In our study, the improvements in QOL were more pronounced among children than adults. In addition, eight of the 19 patients with unalleviated seizures showed subjective improvement in QOL. These results were somewhat subjective in that they were based entirely on reports from medical records that were based on interviews with parents or caregivers, rather than on standard criteria. Nonetheless, the reported improvement in QOL suggests that VNS treatment may have a meaningful impact on QOL in patients with VNS, independent of a reduction in seizures. The PuLsE study confirmed that VNS plus BMP was highly associated with a significant improvement in QOL compared with BMP alone [
23].
In general, we did not find a statistically significant reduction in the number of ASMs that patients with DRE were taking. Thirteen patients had varying degrees of reduction in number of ASMs during the follow-up period. Only one patient discontinued all ASMs, with this response occurring at 29 months post-implant. This result was consistent with previous uncontrolled studies, and the reduction of seizure frequency may be attributed to long-term VNS and ASM interactions [
24,
25].
No severe or life-threatening adverse events were observed in our study. Nearly half of the patients experienced adverse reactions after surgery, the most common being hoarseness (22.2%), discomfort at the surgical site (11.1%), and coughing (8.9%). Most adverse events were transient and frequently included hoarseness and/or coughing during the “on” period.

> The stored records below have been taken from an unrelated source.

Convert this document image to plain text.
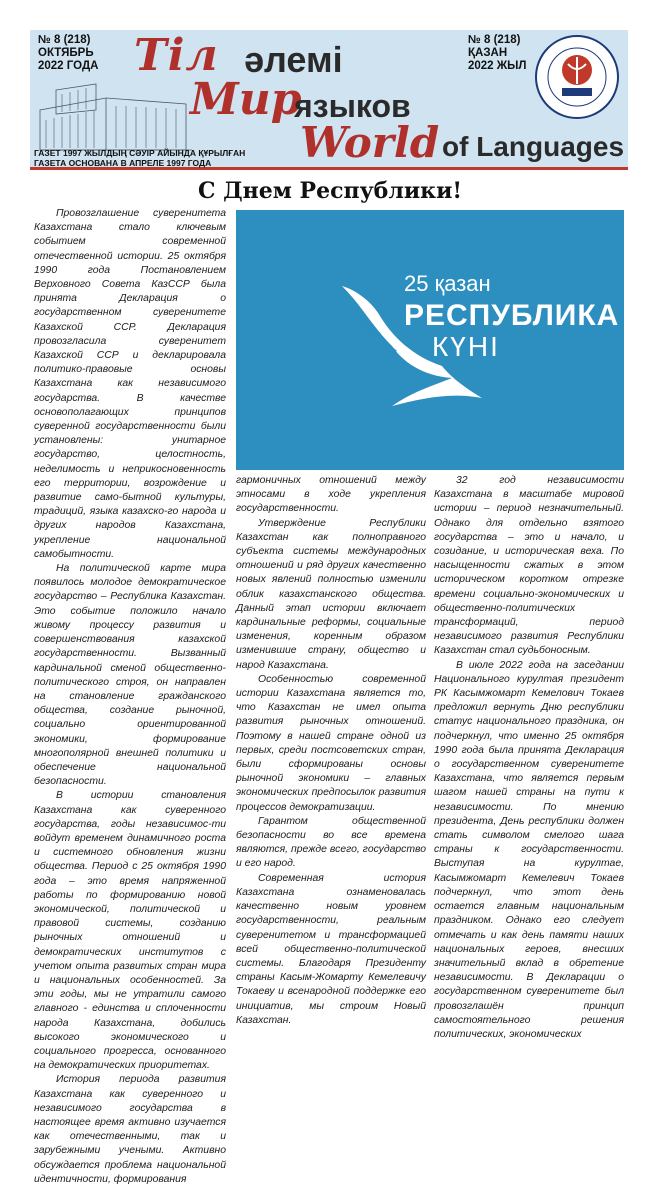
№ 8 (218)
ОКТЯБРЬ
2022 ГОДА Тіл әлемі
Мир
языков
World of Languages
ГАЗЕТ 1997 ЖЫЛДЫҢ СӘУІР АЙЫНДА ҚҰРЫЛҒАН
ГАЗЕТА ОСНОВАНА В АПРЕЛЕ 1997 ГОДА
№ 8 (218)
ҚАЗАН
2022 ЖЫЛ
С Днем Республики!
25 қазан
РЕСПУБЛИКА
КҮНІ

Провозглашение суверенитета Казахстана стало ключевым событием современной отечественной истории. 25 октября 1990 года Постановлением Верховного Совета КазССР была принята Декларация о государственном суверенитете Казахской ССР. Декларация провозгласила суверенитет Казахской ССР и декларировала политико-правовые основы Казахстана как независимого государства. В качестве основополагающих принципов суверенной государственности были установлены: унитарное государство, целостность, неделимость и неприкосновенность его территории, возрождение и развитие само-бытной культуры, традиций, языка казахско-го народа и других народов Казахстана, укрепление национальной самобытности.

На политической карте мира появилось молодое демократическое государство – Республика Казахстан. Это событие положило начало живому процессу развития и совершенствования казахской государственности. Вызванный кардинальной сменой общественно-политического строя, он направлен на становление гражданского общества, создание рыночной, социально ориентированной экономики, формирование многополярной внешней политики и обеспечение национальной безопасности.

В истории становления Казахстана как суверенного государства, годы независимос-ти войдут временем динамичного роста и системного обновления жизни общества. Период с 25 октября 1990 года – это время напряженной работы по формированию новой экономической, политической и правовой системы, созданию рыночных отношений и демократических институтов с учетом опыта развитых стран мира и национальных особенностей. За эти годы, мы не утратили самого главного - единства и сплоченности народа Казахстана, добились высокого экономического и социального прогресса, основанного на демократических приоритетах.

История периода развития Казахстана как суверенного и независимого государства в настоящее время активно изучается как отечественными, так и зарубежными учеными. Активно обсуждается проблема национальной идентичности, формирования

гармоничных отношений между этносами в ходе укрепления государственности.

Утверждение Республики Казахстан как полноправного субъекта системы международных отношений и ряд других качественно новых явлений полностью изменили облик казахстанского общества. Данный этап истории включает кардинальные реформы, социальные изменения, коренным образом изменившие страну, общество и народ Казахстана.

Особенностью современной истории Казахстана является то, что Казахстан не имел опыта развития рыночных отношений. Поэтому в нашей стране одной из первых, среди постсоветских стран, были сформированы основы рыночной экономики – главных экономических предпосылок развития процессов демократизации.

Гарантом общественной безопасности во все времена являются, прежде всего, государство и его народ.

Современная история Казахстана ознаменовалась качественно новым уровнем государственности, реальным суверенитетом и трансформацией всей общественно-политической системы. Благодаря Президенту страны Касым-Жомарту Кемелевичу Токаеву и всенародной поддержке его инициатив, мы строим Новый Казахстан.

32 год независимости Казахстана в масштабе мировой истории – период незначительный. Однако для отдельно взятого государства – это и начало, и созидание, и историческая веха. По насыщенности сжатых в этом историческом коротком отрезке времени социально-экономических и общественно-политических трансформаций, период независимого развития Республики Казахстан стал судьбоносным.

В июле 2022 года на заседании Национального курултая президент РК Касымжомарт Кемелович Токаев предложил вернуть Дню республики статус национального праздника, он подчеркнул, что именно 25 октября 1990 года была принята Декларация о государственном суверенитете Казахстана, что является первым шагом нашей страны на пути к независимости. По мнению президента, День республики должен стать символом смелого шага страны к государственности. Выступая на курултае, Касымжомарт Кемелевич Токаев подчеркнул, что этот день остается главным национальным праздником. Однако его следует отмечать и как день памяти наших национальных героев, внесших значительный вклад в обретение независимости. В Декларации о государственном суверенитете был провозглашён принцип самостоятельного решения политических, экономических
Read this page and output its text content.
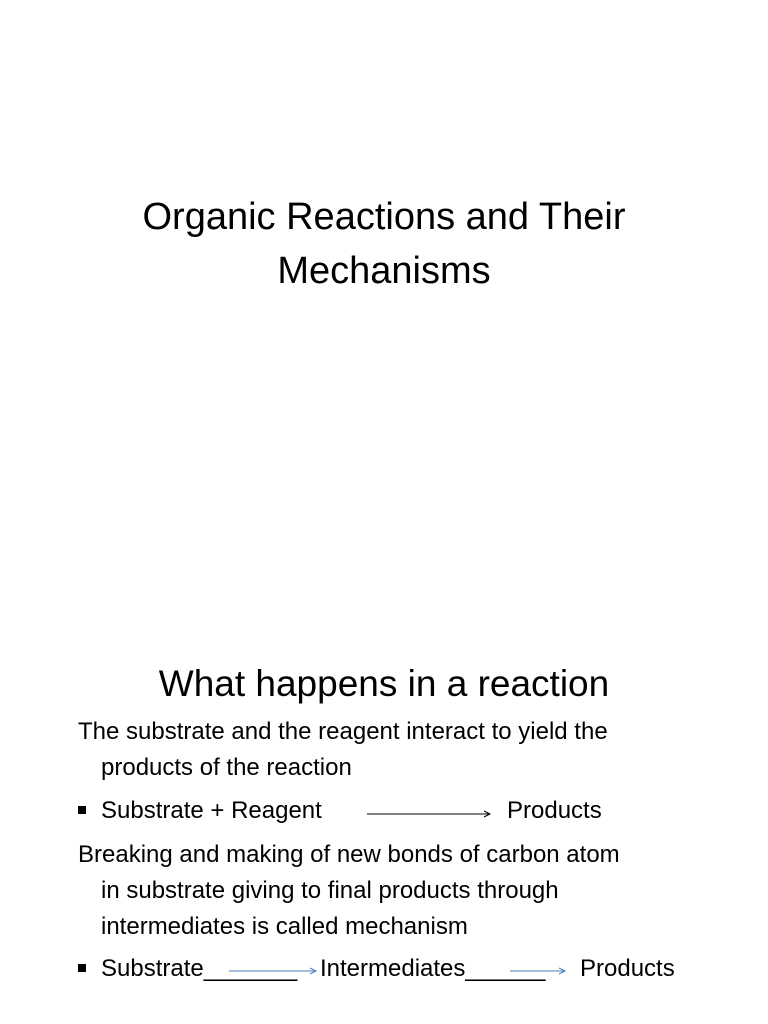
Organic Reactions and Their
Mechanisms
What happens in a reaction

The substrate and the reagent interact to yield the
products of the reaction

Substrate + Reagent	Products

Breaking and making of new bonds of carbon atom
in substrate giving to final products through
intermediates is called mechanism

Substrate_______ Intermediates______ Products
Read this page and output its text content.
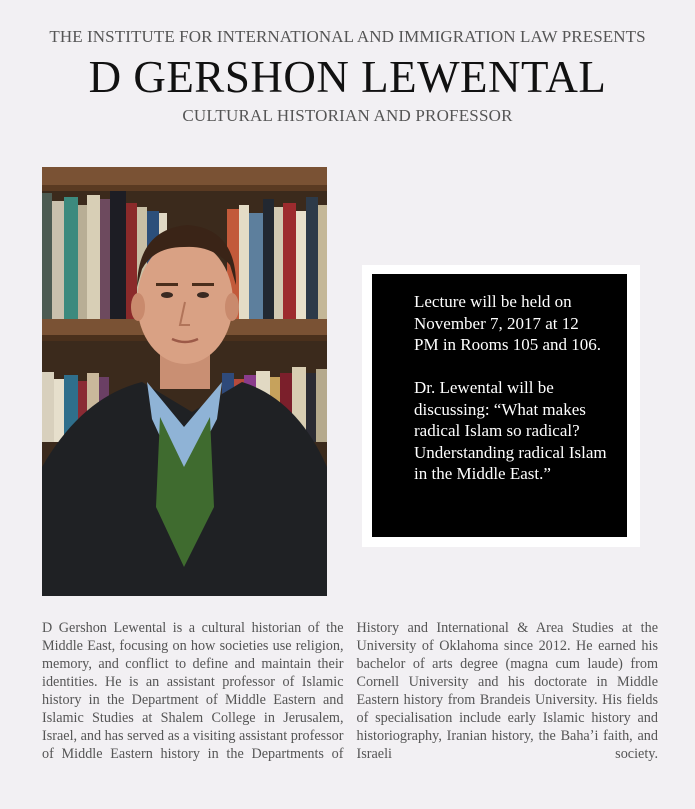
THE INSTITUTE FOR INTERNATIONAL AND IMMIGRATION LAW PRESENTS
D GERSHON LEWENTAL
CULTURAL HISTORIAN AND PROFESSOR

Lecture will be held on November 7, 2017 at 12 PM in Rooms 105 and 106.

Dr. Lewental will be discussing: “What makes radical Islam so radical? Understanding radical Islam in the Middle East.”

D Gershon Lewental is a cultural historian of the Middle East, focusing on how societies use religion, memory, and conflict to define and maintain their identities. He is an assistant professor of Islamic history in the Department of Middle Eastern and Islamic Studies at Shalem College in Jerusalem, Israel, and has served as a visiting assistant professor of Middle Eastern history in the Departments of History and International & Area Studies at the University of Oklahoma since 2012. He earned his bachelor of arts degree (magna cum laude) from Cornell University and his doctorate in Middle Eastern history from Brandeis University. His fields of specialisation include early Islamic history and historiography, Iranian history, the Bahaʼi faith, and Israeli society.
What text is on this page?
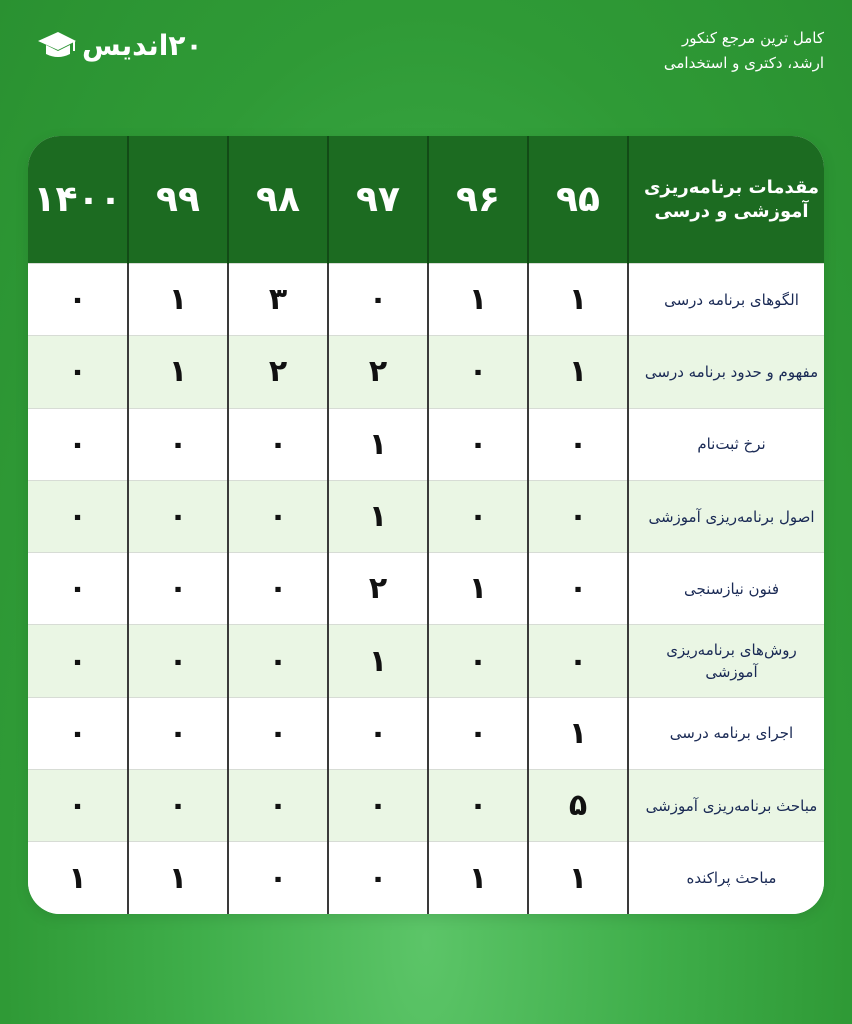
۲۰اندیس	کامل ترین مرجع کنکور
ارشد، دکتری و استخدامی
مقدمات برنامه‌ریزی آموزشی و درسی	۹۵	۹۶	۹۷	۹۸	۹۹	۱۴۰۰
الگوهای برنامه درسی	۱	۱	۰	۳	۱	۰
مفهوم و حدود برنامه درسی	۱	۰	۲	۲	۱	۰
نرخ ثبت‌نام	۰	۰	۱	۰	۰	۰
اصول برنامه‌ریزی آموزشی	۰	۰	۱	۰	۰	۰
فنون نیازسنجی	۰	۱	۲	۰	۰	۰
روش‌های برنامه‌ریزی آموزشی	۰	۰	۱	۰	۰	۰
اجرای برنامه درسی	۱	۰	۰	۰	۰	۰
مباحث برنامه‌ریزی آموزشی	۵	۰	۰	۰	۰	۰
مباحث پراکنده	۱	۱	۰	۰	۱	۱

One patient in our series had the stimulator removed because it was ineffective.
This study had several limitations. First, it was a single center retrospective study and thus subject to the limitations of single center and retrospective approaches. Second, we recruited more males (30/15), and thus a gender bias may have been present, although as far as we know gender does not affect the efficacy of VNS [
26]. Finally, the small sample size was a limitation. Hence, the results need to be further verified by future large prospective studies.